Abstract
The discussion how dietary salt may affect blood pressure (BP) is still ongoing. The results from both epidemiological and interventional studies are inconsistent, which makes it difficult to draw firm conclusions.
The BP response to changes in dietary salt vary greatly dependent on for example BP status, renal function and age. How salt restriction affects BP, is difficult to predict. Salt sensitivity is based on the BP response to dietary salt, but is defined differently in the litterature. Thus, while older subjects and hypertensives may more often be perceived as salt sensitive, this contrast the findings in normotensive and young persons where salt restriction may not lead to BP reduction. However, there is evidence that reduced salt intake can prevent age-related increase in BP.
Great effort has been put into mapping of the genetic influence in hypertension. So far, the results have been disappointing. More research on this area is clearly necessary.

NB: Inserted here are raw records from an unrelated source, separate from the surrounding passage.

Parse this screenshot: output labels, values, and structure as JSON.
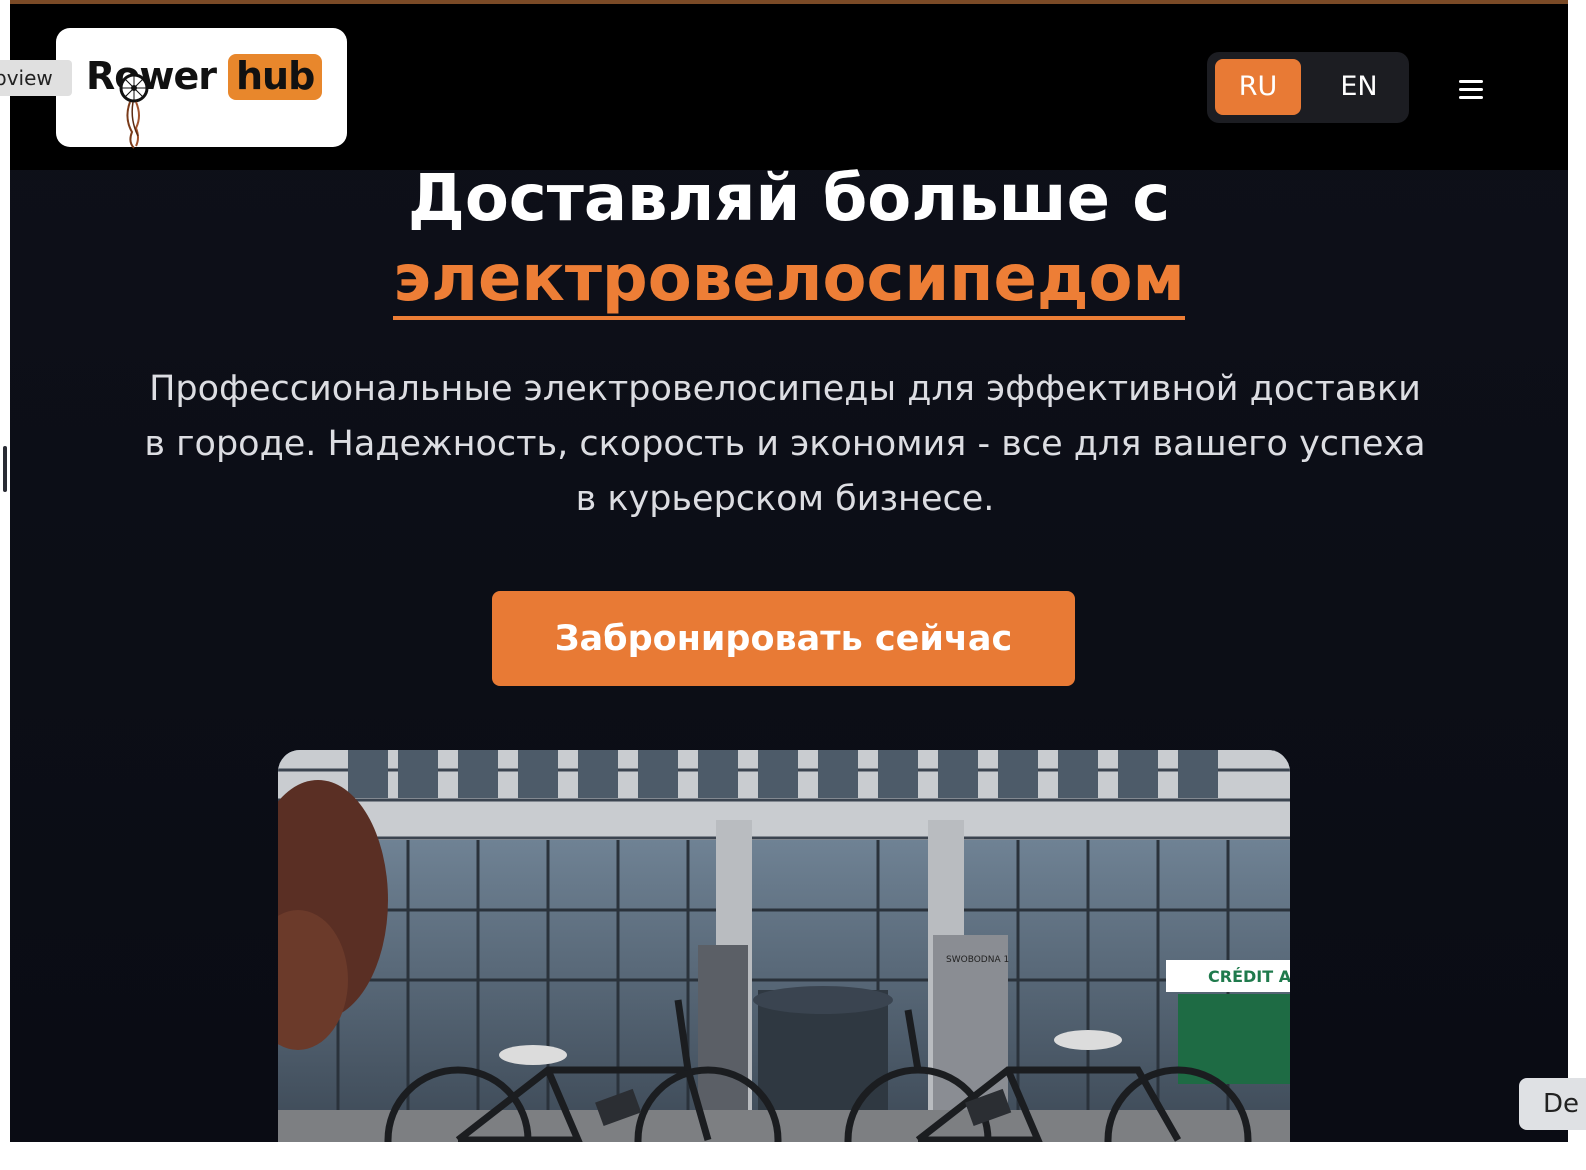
{
  "brand": {
    "name_part1": "Rower",
    "name_part2": "hub",
    "accent_color": "#e87a35"
  },
  "header": {
    "languages": [
      {
        "code": "RU",
        "active": true
      },
      {
        "code": "EN",
        "active": false
      }
    ],
    "menu_icon": "hamburger-icon"
  },
  "hero": {
    "title": "Доставляй больше с",
    "title_accent": "электровелосипедом",
    "subtitle": "Профессиональные электровелосипеды для эффективной доставки в городе. Надежность, скорость и экономия - все для вашего успеха в курьерском бизнесе.",
    "cta_label": "Забронировать сейчас",
    "image_signs": {
      "building_sign": "SWOBODNA 1",
      "bank_sign": "CRÉDIT AG"
    }
  },
  "overlay": {
    "side_tab_label": "bview",
    "corner_button_label": "De"
  }
}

In the treatment of hypertension, salt restriction alone has little effect on BP, but may act synergistically with antihypertensive agents and lifestyle changes. On the other hand, there is ample evidence that salt restriction may prevent rise in BP. Thus, restriction of dietary salt is an important component of the multifactorial task aimed to prevent hypertension.
Reducing salt intake in processed food is necessary to achive lower salt intake in the population. The healt authorities must emphasize the importance of salt reduction as a preventive measure. This information must be directed both to the general population, and to the food industry. This appoach may be highly cost effective and important in preventing cardiovascular disease.